Ein Kilogramm reines peruanisches Kokain kostet in Lima zwischen 1200 und 2500 US-Dollar, je nach Angabe der Strafverfolgungsbehörde. Kommt dieses Kilo im Hafen von Rotterdam an – das Risiko des erfolgreichen Transports ist nun eingerechnet –, hat das Paket einen Wert von umgerechnet 35'000 Dollar. Doch der Gewinn, und damit die Marge, wird noch steigen, denn dieses Kilo dürfte auf rund zwei Kilogramm gestreckt werden. Dies geschieht heutzutage oft mit Levamisol, eigentlich ein Mittel gegen Fadenwürmer, mit dem Schmerzmittel Paracetamol oder mit Puderzucker.

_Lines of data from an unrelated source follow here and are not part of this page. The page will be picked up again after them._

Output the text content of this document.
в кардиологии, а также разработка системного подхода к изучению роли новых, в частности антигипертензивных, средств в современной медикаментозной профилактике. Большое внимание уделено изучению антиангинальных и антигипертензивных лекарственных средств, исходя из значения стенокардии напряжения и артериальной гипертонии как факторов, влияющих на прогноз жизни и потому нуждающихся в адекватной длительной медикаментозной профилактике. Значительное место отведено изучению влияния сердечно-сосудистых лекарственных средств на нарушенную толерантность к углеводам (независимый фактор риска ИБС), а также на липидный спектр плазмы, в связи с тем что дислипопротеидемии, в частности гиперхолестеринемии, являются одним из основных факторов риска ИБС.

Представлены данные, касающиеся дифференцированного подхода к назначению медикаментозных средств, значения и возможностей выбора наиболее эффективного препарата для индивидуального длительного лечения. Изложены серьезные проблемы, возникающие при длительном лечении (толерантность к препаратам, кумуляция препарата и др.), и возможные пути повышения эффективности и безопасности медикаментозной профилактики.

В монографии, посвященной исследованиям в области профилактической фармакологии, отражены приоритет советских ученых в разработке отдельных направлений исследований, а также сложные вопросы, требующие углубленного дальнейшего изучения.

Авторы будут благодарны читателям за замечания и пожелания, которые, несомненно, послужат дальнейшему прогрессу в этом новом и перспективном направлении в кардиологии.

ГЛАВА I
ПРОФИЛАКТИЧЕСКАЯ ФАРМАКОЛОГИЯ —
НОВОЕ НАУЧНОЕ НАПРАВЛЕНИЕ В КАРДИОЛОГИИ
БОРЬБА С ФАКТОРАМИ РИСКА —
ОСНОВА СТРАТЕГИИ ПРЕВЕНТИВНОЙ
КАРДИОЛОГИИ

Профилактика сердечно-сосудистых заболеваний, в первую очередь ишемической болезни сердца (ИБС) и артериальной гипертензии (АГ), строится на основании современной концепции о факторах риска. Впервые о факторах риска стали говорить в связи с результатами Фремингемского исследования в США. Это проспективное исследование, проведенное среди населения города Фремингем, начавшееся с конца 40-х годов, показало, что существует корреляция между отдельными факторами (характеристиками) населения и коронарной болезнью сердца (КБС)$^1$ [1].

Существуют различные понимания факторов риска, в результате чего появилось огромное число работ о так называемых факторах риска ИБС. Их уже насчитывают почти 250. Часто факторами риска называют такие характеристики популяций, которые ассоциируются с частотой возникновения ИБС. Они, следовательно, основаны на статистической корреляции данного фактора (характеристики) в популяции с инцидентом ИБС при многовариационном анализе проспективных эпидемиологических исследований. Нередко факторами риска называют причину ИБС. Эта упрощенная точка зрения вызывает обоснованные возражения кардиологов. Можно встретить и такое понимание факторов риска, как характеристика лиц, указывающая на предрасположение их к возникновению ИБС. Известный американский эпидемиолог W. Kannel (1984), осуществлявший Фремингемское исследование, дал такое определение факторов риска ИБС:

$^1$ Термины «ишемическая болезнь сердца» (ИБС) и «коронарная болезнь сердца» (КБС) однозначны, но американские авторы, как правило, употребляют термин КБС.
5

Bis in die Grossstädte der USA und Europas steigt der Wert ungebremst weiter. In Zürich zahlt ein Konsument für ein Gramm – ungestrecktes – Koks bis zu 100 Franken, glaubt man einer Langzeitrecherche der «Wochenzeitung». In New York ist laut «National Geographic» ein Kilo reiner «Schnee» auf der Strasse etwa gleichviel wert: rund 100'000 Dollar. Geht man von fast reinem Stoff aus, liegt die Marge eines lokalen Dealers, ebenfalls laut WOZ, bei über 122 Prozent. Würde dieser das Koks noch strecken, lägen ohne Probleme 200 Prozent drin. Die Kartelle geben sich damit natürlich nicht zufrieden. Ein Kilogramm kann in den Produzentenländern Kolumbien, Peru oder Bolivien wie erwähnt für um die 1500 Dollar gekauft werden. Ein Grosshändler in den USA oder Europa bezahlt dafür 35'000 Dollar, wenn nicht mehr – das entspricht einer Marge von 2233 Prozent.

Davon können die Industrie und die Banken nur träumen.